Party Number of seats
PNL – Partidul Naţional Liberal (EVP) 10 (27,0%)
PSD – Partidul Social Democrat (S&D) 8 (22,50%)
USR+PLUS – Save Romania Union & Romania Together (RENEW) 8 (22,36%)
Partidul Pro Romania (S&D) 2 (6,44%)
PMP- Partidul Mișcarea Populară (EVP) 2 (5,76%)
UDMR – Romániai Magyar Demokrata Szövetség/Uniunea Democrată Maghiară din România (EVP) 2 (5,26%)
ALDE -Alianța Liberalilor și Democraților 0 (4,11%)
Other parties 0 (6,57%)


The upcoming European elections: What can we expect from Romania?

The European People’s Party (EPP) is expected to lose many Romanian seats in the European elections in June, while the right-wing group of the European Conservatives and Reformists (ECR) will gain more votes from Romanian voters. According to polls, the AUR could ensure that six of Romania’s 33 seats in the European Parliament go to the ECH. This would also make it the first Romanian seat for that group.

However, the AUR is not the only right-wing party that will participate in the elections. Three Romanian parties – the USR, Forța Dreptei, and the PMP – have decided to form the United Right Alliance together to fight the PSD and the PNL in the European elections. The first eight candidates to appear on the voting ballot have already been announced, including former USR president Dan Barna and former health minister Vlad Voiculescu.

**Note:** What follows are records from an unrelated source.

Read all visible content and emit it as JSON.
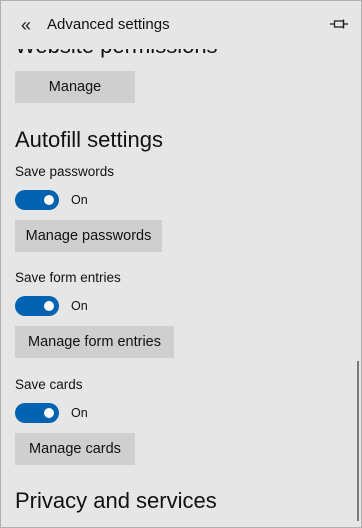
{
  "header": {
    "back_glyph": "«",
    "title": "Advanced settings",
    "pin_icon": "pin-icon"
  },
  "website_permissions": {
    "title": "Website permissions",
    "manage_label": "Manage"
  },
  "autofill": {
    "title": "Autofill settings",
    "save_passwords": {
      "label": "Save passwords",
      "state": "On",
      "button": "Manage passwords"
    },
    "save_form_entries": {
      "label": "Save form entries",
      "state": "On",
      "button": "Manage form entries"
    },
    "save_cards": {
      "label": "Save cards",
      "state": "On",
      "button": "Manage cards"
    }
  },
  "privacy": {
    "title": "Privacy and services"
  },
  "colors": {
    "toggle_on": "#0063b1",
    "button_bg": "#cfcfcf",
    "panel_bg": "#e6e6e6"
  }
}
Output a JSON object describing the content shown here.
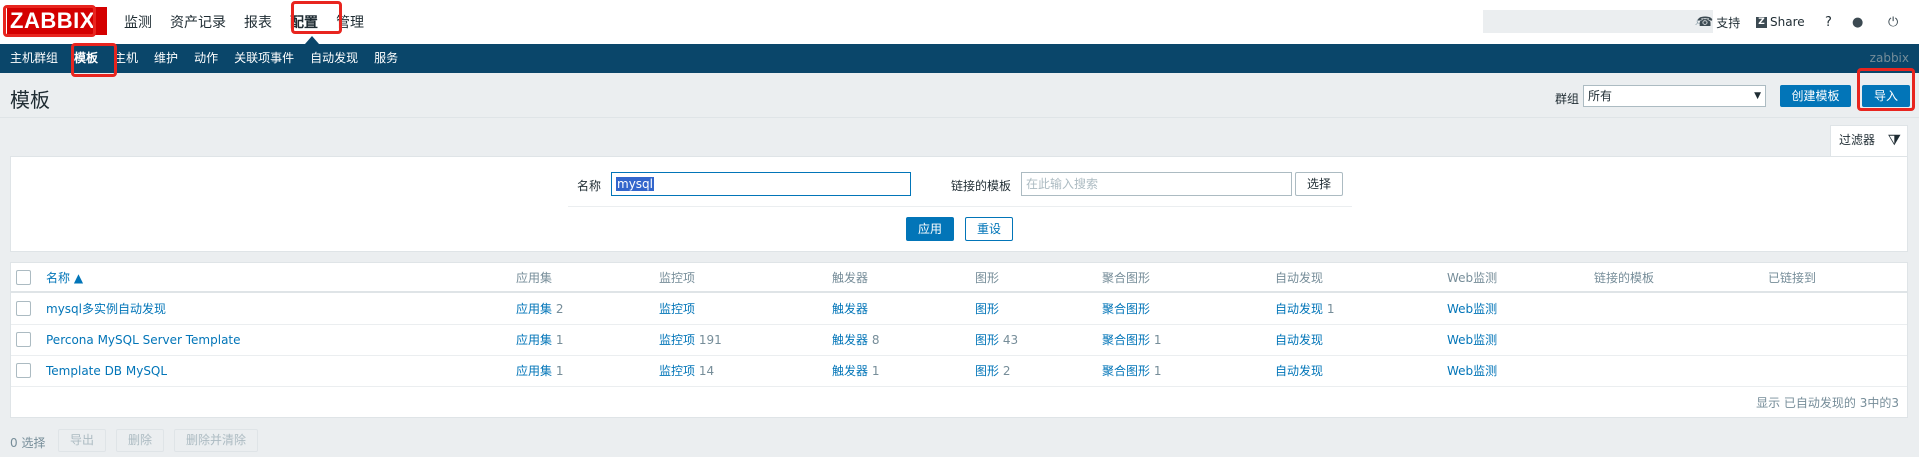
{
  "header": {
    "logo": "ZABBIX",
    "menu": [
      "监测",
      "资产记录",
      "报表",
      "配置",
      "管理"
    ],
    "active_menu": "配置",
    "search_placeholder": "",
    "support_label": "支持",
    "share_label": "Share",
    "help_label": "?",
    "icons": {
      "search": "search-icon",
      "support": "headset-icon",
      "share": "share-icon",
      "user": "user-icon",
      "logout": "power-icon"
    }
  },
  "subnav": {
    "items": [
      "主机群组",
      "模板",
      "主机",
      "维护",
      "动作",
      "关联项事件",
      "自动发现",
      "服务"
    ],
    "active": "模板",
    "server_name": "zabbix"
  },
  "page": {
    "title": "模板",
    "group_label": "群组",
    "group_value": "所有",
    "create_button": "创建模板",
    "import_button": "导入"
  },
  "filter": {
    "tab_label": "过滤器",
    "name_label": "名称",
    "name_value": "mysql",
    "linked_label": "链接的模板",
    "linked_placeholder": "在此输入搜索",
    "select_button": "选择",
    "apply_button": "应用",
    "reset_button": "重设"
  },
  "table": {
    "columns": [
      "名称 ▲",
      "应用集",
      "监控项",
      "触发器",
      "图形",
      "聚合图形",
      "自动发现",
      "Web监测",
      "链接的模板",
      "已链接到"
    ],
    "rows": [
      {
        "name": "mysql多实例自动发现",
        "apps": "应用集",
        "apps_count": "2",
        "items": "监控项",
        "items_count": "",
        "triggers": "触发器",
        "triggers_count": "",
        "graphs": "图形",
        "graphs_count": "",
        "screens": "聚合图形",
        "screens_count": "",
        "discovery": "自动发现",
        "discovery_count": "1",
        "web": "Web监测"
      },
      {
        "name": "Percona MySQL Server Template",
        "apps": "应用集",
        "apps_count": "1",
        "items": "监控项",
        "items_count": "191",
        "triggers": "触发器",
        "triggers_count": "8",
        "graphs": "图形",
        "graphs_count": "43",
        "screens": "聚合图形",
        "screens_count": "1",
        "discovery": "自动发现",
        "discovery_count": "",
        "web": "Web监测"
      },
      {
        "name": "Template DB MySQL",
        "apps": "应用集",
        "apps_count": "1",
        "items": "监控项",
        "items_count": "14",
        "triggers": "触发器",
        "triggers_count": "1",
        "graphs": "图形",
        "graphs_count": "2",
        "screens": "聚合图形",
        "screens_count": "1",
        "discovery": "自动发现",
        "discovery_count": "",
        "web": "Web监测"
      }
    ],
    "footer": "显示 已自动发现的 3中的3"
  },
  "actions": {
    "selected": "0 选择",
    "export": "导出",
    "delete": "删除",
    "delete_clear": "删除并清除"
  },
  "colors": {
    "accent": "#0275b8",
    "nav": "#0a466a",
    "logo": "#d40000",
    "highlight_box": "#e8251f"
  }
}
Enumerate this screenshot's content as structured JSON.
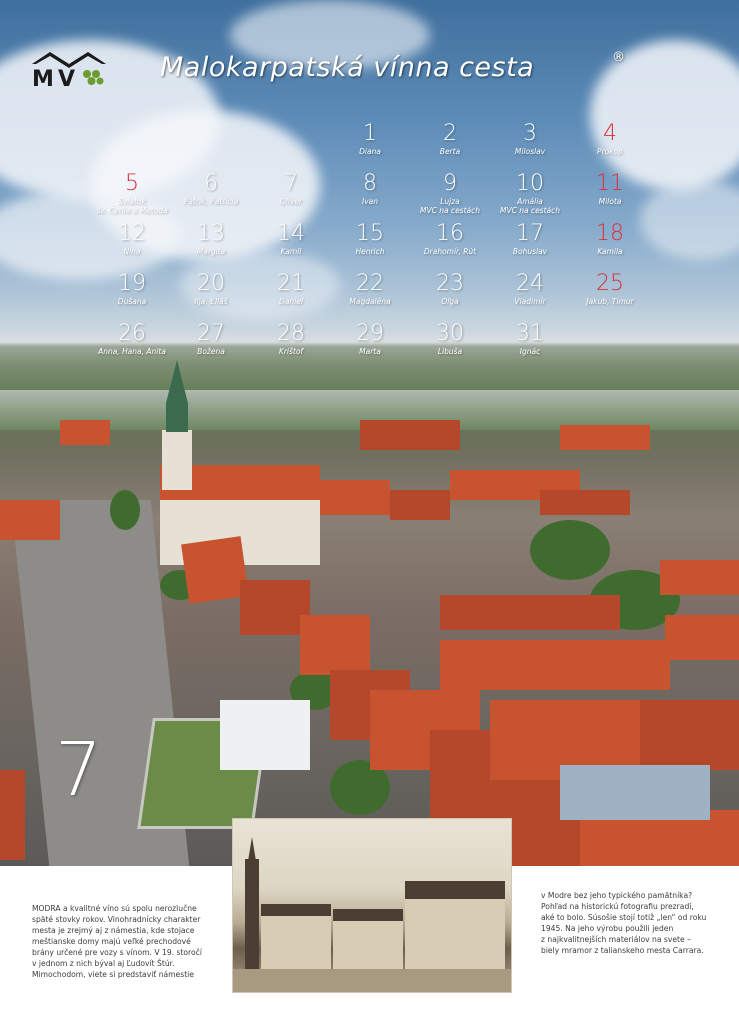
{
  "header": {
    "logo_text": "MVC",
    "title": "Malokarpatská vínna cesta",
    "registered": "®"
  },
  "calendar": {
    "month_number": "7",
    "days": [
      {
        "num": "1",
        "name": "Diana",
        "holiday": false
      },
      {
        "num": "2",
        "name": "Berta",
        "holiday": false
      },
      {
        "num": "3",
        "name": "Miloslav",
        "holiday": false
      },
      {
        "num": "4",
        "name": "Prokop",
        "holiday": true
      },
      {
        "num": "5",
        "name": "Sviatok",
        "name2": "sv. Cyrila a Metoda",
        "holiday": true
      },
      {
        "num": "6",
        "name": "Patrik, Patrícia",
        "holiday": false
      },
      {
        "num": "7",
        "name": "Oliver",
        "holiday": false
      },
      {
        "num": "8",
        "name": "Ivan",
        "holiday": false
      },
      {
        "num": "9",
        "name": "Lujza",
        "name2": "MVC na cestách",
        "holiday": false
      },
      {
        "num": "10",
        "name": "Amália",
        "name2": "MVC na cestách",
        "holiday": false
      },
      {
        "num": "11",
        "name": "Milota",
        "holiday": true
      },
      {
        "num": "12",
        "name": "Nina",
        "holiday": false
      },
      {
        "num": "13",
        "name": "Margita",
        "holiday": false
      },
      {
        "num": "14",
        "name": "Kamil",
        "holiday": false
      },
      {
        "num": "15",
        "name": "Henrich",
        "holiday": false
      },
      {
        "num": "16",
        "name": "Drahomír, Rút",
        "holiday": false
      },
      {
        "num": "17",
        "name": "Bohuslav",
        "holiday": false
      },
      {
        "num": "18",
        "name": "Kamila",
        "holiday": true
      },
      {
        "num": "19",
        "name": "Dušana",
        "holiday": false
      },
      {
        "num": "20",
        "name": "Iľja, Eliáš",
        "holiday": false
      },
      {
        "num": "21",
        "name": "Daniel",
        "holiday": false
      },
      {
        "num": "22",
        "name": "Magdaléna",
        "holiday": false
      },
      {
        "num": "23",
        "name": "Oľga",
        "holiday": false
      },
      {
        "num": "24",
        "name": "Vladimír",
        "holiday": false
      },
      {
        "num": "25",
        "name": "Jakub, Timur",
        "holiday": true
      },
      {
        "num": "26",
        "name": "Anna, Hana, Anita",
        "holiday": false
      },
      {
        "num": "27",
        "name": "Božena",
        "holiday": false
      },
      {
        "num": "28",
        "name": "Krištof",
        "holiday": false
      },
      {
        "num": "29",
        "name": "Marta",
        "holiday": false
      },
      {
        "num": "30",
        "name": "Libuša",
        "holiday": false
      },
      {
        "num": "31",
        "name": "Ignác",
        "holiday": false
      }
    ]
  },
  "text": {
    "left": [
      "MODRA a kvalitné víno sú spolu nerozlučne",
      "späté stovky rokov. Vinohradnícky charakter",
      "mesta je zrejmý aj z námestia, kde stojace",
      "meštianske domy majú veľké prechodové",
      "brány určené pre vozy s vínom. V 19. storočí",
      "v jednom z nich býval aj Ľudovít Štúr.",
      "Mimochodom, viete si predstaviť námestie"
    ],
    "right": [
      "v Modre bez jeho typického pamätníka?",
      "Pohľad na historickú fotografiu prezradí,",
      "aké to bolo. Súsošie stojí totiž „len“ od roku",
      "1945. Na jeho výrobu použili jeden",
      "z najkvalitnejších materiálov na svete –",
      "biely mramor z talianskeho mesta Carrara."
    ]
  },
  "colors": {
    "holiday_red": "#d8323a",
    "text_white": "#ffffff",
    "body_text": "#3c3c3c"
  }
}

In addition, current MEP Nicolae Ștefănuță will campaign independently for the “green family in Romania” after he quit the Renew group last year and joined the Greens. Ștefănuță believes the current Green party in Romania, Verzii, lacks credibility and is embroiled in an internal power struggle. He hopes to create more space for green politics in Romania, an element that is virtually non-existent today. He wants to do this by focusing on youth and issues that affect them, including unemployment, housing, mental health and climate change. 

What will happen in June, during the European Parliament elections, cannot be predicted at this stage. What is clear is that 2024 is an important year for Romania’s future. With all the elections still to come, the country may take a different path. Whether this will happen, we will see this year, when Romanians, including those living in Moldova, go to the polls.

Sabine Herder has a master’s degree in Crisis and Security Management from Leiden University and is now doing a master’s degree in European Policy at the University of Amsterdam. Before this, she did a bachelor’s degree in Liberal Arts and Sciences with a major in International Relations.